> Why isn’t std::simd in stable yet? Leaving aside any *specific* blockers: - It...

colonial · 2025-11-05T23:02:27 1762383747

> Many people already use non-portable SIMD for the 1-3 targets they care about, instead.

This is something a lot of people (myself included) have gotten tripped up by. Non-portable SIMD intrinsics have been stable under std::arch for a long time. Obviously they aren't nearly as nice to hold, but if you're in a place where you need explicit SIMD speed-ups, that probably isn't a killer.

JoshTriplett · 2025-11-05T23:14:34 1762384474

Exactly. Many parts of SIMD are entirely stable, for x86, ARM, WebAssembly...

The thing that isn't stable in the standard library is the portable abstraction layer atop those. But several of those exist in the community.

exDM69 · 2025-11-06T12:10:11 1762431011

Despite all of these issues you mention, std::simd is perfectly usable in the state it is in today in nightly Rust.

I've written thousands and thousands of lines of Rust SIMD code over the last ~4 years and it's, in my opinion, a pretty nice way of doing SIMD code that is portable.

I don't know about the specific issues in stabilization, but the API has been relatively stable, although there were some breaking changes a few years ago.

Maybe you can't extract 100% of your CPUs capabilities using it, but I don't find that a problem because there's a zero-cost fallback to CPU-specific intrinsics when necessary.

I recently wrote some computer graphics code and I could get really nice performance (~20x my scalar code, 5x from just a naive translation). And the same codebase can be compiled to AVX2, SSE2 and ARM NEON. It uses f32x8's (256b vector width), which are not available on SSE or NEON, but the compiler can split those vectors. The f32x8 version was faster than f32x4 even on 128b hardware. I would've needed to painstakingly port this codebase to each CPU, so it was at least a 3x reduction in lines of code (and more in programmer time).

camel-cdr · 2025-11-06T14:50:51 1762440651

A f32x16 version would also be faster on 256b hardware, but spill in SSE. For Zen5 you probably want to use f32x32.

I'd prefer if std::simd would encurage relative to native SIMD width scaling (and support scalable SIMD ISAs).

exDM69 · 2025-11-06T15:38:01 1762443481

> A f32x16 version would also be faster on 256b hardware, but spill in SSE. For Zen5 you probably want to use f32x32.

Yeah, exceeding native vector width is kinda just adding another round of loop unrolling.
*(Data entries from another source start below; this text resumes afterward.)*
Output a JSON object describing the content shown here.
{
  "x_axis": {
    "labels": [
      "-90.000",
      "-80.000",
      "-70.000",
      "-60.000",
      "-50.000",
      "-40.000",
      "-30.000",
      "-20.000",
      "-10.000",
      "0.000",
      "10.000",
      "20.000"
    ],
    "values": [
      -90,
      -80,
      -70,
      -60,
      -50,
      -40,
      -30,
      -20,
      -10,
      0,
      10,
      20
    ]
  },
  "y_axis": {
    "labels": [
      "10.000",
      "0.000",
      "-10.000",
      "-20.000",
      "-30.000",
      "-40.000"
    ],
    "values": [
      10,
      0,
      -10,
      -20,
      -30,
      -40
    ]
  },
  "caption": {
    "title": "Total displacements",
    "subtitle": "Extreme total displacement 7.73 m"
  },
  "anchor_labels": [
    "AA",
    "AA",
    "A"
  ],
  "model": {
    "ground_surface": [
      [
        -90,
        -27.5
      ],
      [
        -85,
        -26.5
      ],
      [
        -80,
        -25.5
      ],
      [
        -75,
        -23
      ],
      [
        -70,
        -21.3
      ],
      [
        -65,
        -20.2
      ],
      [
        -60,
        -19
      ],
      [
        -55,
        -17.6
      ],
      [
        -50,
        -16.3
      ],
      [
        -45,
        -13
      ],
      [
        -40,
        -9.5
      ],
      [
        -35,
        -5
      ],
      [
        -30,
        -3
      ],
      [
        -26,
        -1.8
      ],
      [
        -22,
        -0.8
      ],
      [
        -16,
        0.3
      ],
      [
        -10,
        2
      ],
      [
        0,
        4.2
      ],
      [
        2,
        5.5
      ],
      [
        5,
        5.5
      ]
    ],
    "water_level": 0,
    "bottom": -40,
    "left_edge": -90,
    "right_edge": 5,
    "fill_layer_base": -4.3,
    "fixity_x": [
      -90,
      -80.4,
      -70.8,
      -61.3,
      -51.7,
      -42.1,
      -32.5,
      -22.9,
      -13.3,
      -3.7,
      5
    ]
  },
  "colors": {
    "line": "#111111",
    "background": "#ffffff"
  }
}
Sometimes it helps, sometime it doesn't. This is probably mostly about register pressure.

And architecture specific benchmarking is required if you want to get most performance out of it.

> I'd prefer if std::simd would encurage relative to native SIMD width scaling (and support scalable SIMD ISAs).

It is possible to write width-generic SIMD code (ie. have vector width as generic parameter) in Rust std::simd (or C++ templates and vector extensions) and make it relative to native vector width (albeit you need to explicitly define that).

In my problem domain (computer graphics etc) the vector width is often mandated by the task at hand (e.g. 2d vs 3d). It's often not about doing something on an array of size N. This does not lead to optimal HW utilization, but it's convenient and still a lot faster than scalar code.

Scalable SIMD ISAs are kind of a new thing, so not sure how well current std::simd or C vector extensions (or LLVM IR SIMD ops) map to the HW. Maybe they would be better served by another kind of API? I don't really know, haven't had the privilege of writing any scalable vector code yet.

What I'm trying to say is IMO std::simd works well enough and should probably be stabilized (almost) as is, barring any show stopper issues. It's already useful and has been for many years.

vlovich123 · 2025-11-05T21:00:17 1762376417

> we can't fix any API issues.

Can’t APIs be fixed between editions?

JoshTriplett · 2025-11-05T21:02:19 1762376539

Partially (with upcoming support for renaming things across editions), but it's a pain if the types change (because then they're no longer common vocabulary), and all the old APIs still have to exist.